Zade
Nunca he sido de los que planean cosas con anticipación.
Soy más del tipo que improvisa, que actúa con instinto.
Pero con Audrey…
todo es distinto.
Desde que volvimos de la casa frente al mar, no dejo de pensar en ella.
En cómo miraba el atardecer, en la forma en que hablaba con la brisa como si entendiera su idioma.
Y en cómo, por primera vez, sentí que estaba viendo el resto de mi vida justo ahí, en sus ojos cansados pero aún llenos de luz.
No es una idea que me haya llegado de golpe.
Fue más bien una certeza suave, que se metió sin permiso y se quedó.
La amo.
Y no quiero que haya un solo amanecer sin ella.
..
Llevo tres días dándole vueltas a lo mismo, entre reuniones, cafés fríos y llamadas sin alma.
No puedo concentrarme.
Mi mente está allá, con ella, riéndose con Chimuelo o tarareando alguna canción vieja mientras cocina.
Hasta Atlas parece saber que estoy distraído; se sube al sofá y me mira con esa cara de “¿vas a hacer algo o qué?”.
Y Chimuelo, descarado como siempre, se trepa por mi pantalón, clavando las uñas hasta que lo alzo.
Me mira directo, como si también me leyera el pensamiento.
—Sí, ya lo sé —le digo, acariciándole la cabeza—. Estoy perdido por ella.
Pienso en cómo podría hacerlo.
No quiero un anillo caro ni una cena lujosa.
Audrey no es de eso.
Ella ama lo sencillo, lo real.
Los gestos pequeños.
Las cosas que se sienten, no las que se muestran.
Tal vez… podría hacerlo en el coliseo, en Roma.
El lugar donde la vi sonreír sin peso en los hombros.
El único sitio donde la calma y ella parecían hablar el mismo idioma.
Pero aún no.
No quiero apresarlo.
Quiero que llegue el momento exacto, cuando sus ojos me digan que está lista para recibir algo así.
Esa noche, mientras la espero en el sofá, reviso sin querer la cajita donde guardo algunos papeles antiguos, tickets, y una servilleta con su letra.
La había dejado en la mesa del café donde nos conocimos.
Solo decía: “Perdón por ser un desastre con piernas”.
Sonrío.
Y ahí me doy cuenta de que no necesito más señales.

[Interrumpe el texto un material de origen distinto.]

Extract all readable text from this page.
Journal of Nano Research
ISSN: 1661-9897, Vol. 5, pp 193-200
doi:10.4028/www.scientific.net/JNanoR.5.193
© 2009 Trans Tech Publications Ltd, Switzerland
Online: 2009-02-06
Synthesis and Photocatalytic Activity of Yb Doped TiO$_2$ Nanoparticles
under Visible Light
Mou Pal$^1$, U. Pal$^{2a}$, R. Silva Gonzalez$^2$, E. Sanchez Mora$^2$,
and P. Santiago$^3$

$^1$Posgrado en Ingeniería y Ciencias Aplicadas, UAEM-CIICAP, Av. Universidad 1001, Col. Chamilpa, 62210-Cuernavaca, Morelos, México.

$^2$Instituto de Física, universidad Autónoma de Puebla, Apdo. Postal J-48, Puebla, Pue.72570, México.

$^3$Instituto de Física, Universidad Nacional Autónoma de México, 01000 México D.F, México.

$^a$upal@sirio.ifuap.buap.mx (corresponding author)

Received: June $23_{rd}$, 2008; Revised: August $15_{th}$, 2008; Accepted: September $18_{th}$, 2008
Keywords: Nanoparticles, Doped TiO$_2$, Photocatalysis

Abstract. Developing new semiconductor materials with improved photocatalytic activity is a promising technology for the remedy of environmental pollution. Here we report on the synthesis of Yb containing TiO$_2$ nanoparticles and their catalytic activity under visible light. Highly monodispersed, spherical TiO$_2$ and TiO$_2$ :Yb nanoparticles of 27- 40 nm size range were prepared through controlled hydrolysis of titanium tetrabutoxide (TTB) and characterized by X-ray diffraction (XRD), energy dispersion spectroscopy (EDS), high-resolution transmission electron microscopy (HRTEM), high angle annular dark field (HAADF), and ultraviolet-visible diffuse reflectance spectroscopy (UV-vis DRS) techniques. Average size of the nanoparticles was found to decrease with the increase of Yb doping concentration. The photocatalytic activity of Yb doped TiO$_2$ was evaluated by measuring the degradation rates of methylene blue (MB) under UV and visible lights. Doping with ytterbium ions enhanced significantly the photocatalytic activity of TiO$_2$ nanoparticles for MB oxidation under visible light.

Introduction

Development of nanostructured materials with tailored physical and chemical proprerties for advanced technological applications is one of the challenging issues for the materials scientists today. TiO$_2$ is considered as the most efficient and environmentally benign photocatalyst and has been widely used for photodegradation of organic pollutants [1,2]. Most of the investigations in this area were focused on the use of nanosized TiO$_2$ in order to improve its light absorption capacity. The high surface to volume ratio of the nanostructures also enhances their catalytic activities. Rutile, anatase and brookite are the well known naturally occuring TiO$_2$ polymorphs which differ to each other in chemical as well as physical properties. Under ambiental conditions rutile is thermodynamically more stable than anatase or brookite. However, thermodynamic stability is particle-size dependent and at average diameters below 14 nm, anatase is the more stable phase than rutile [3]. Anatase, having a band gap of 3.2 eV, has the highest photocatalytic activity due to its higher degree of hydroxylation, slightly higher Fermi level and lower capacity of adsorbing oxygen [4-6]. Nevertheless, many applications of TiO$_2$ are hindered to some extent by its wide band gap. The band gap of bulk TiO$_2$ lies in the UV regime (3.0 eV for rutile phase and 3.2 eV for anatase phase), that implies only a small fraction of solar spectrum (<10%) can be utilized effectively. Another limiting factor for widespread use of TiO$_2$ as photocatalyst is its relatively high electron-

Ella fue mi caos, y terminó convirtiéndose en mi calma.
Más tarde
Audrey llega tarde, agotada.
Tiene el cabello suelto, la mirada rendida, pero aun así me sonríe.
Se quita los zapatos, se sienta a mi lado y apoya la cabeza en mi hombro.
—Tuve un día horrible —susurra.
—Ya no —le digo.
—¿No? —pregunta, sin abrir los ojos.
—No, porque ahora estás conmigo.
Ella sonríe, débil pero sincera.
Y yo sé, sin decirlo, que no hay nada más que quiera que esto.
Solo esto: verla volver a casa, cansada pero tranquila, sabiendo que la espero.
Cuando se queda dormida, me quedo mirándola un rato.
Tiene el ceño fruncido incluso en sueños.
Le acaricio el cabello, despacio.
Y pienso, con un nudo en la garganta:
“Quiero pasar mi vida deshaciendo las tristezas que el mundo le dejó.”
No sé cuándo, ni cómo.
Pero sé que un día de estos, me armaré de valor…
y lo haré.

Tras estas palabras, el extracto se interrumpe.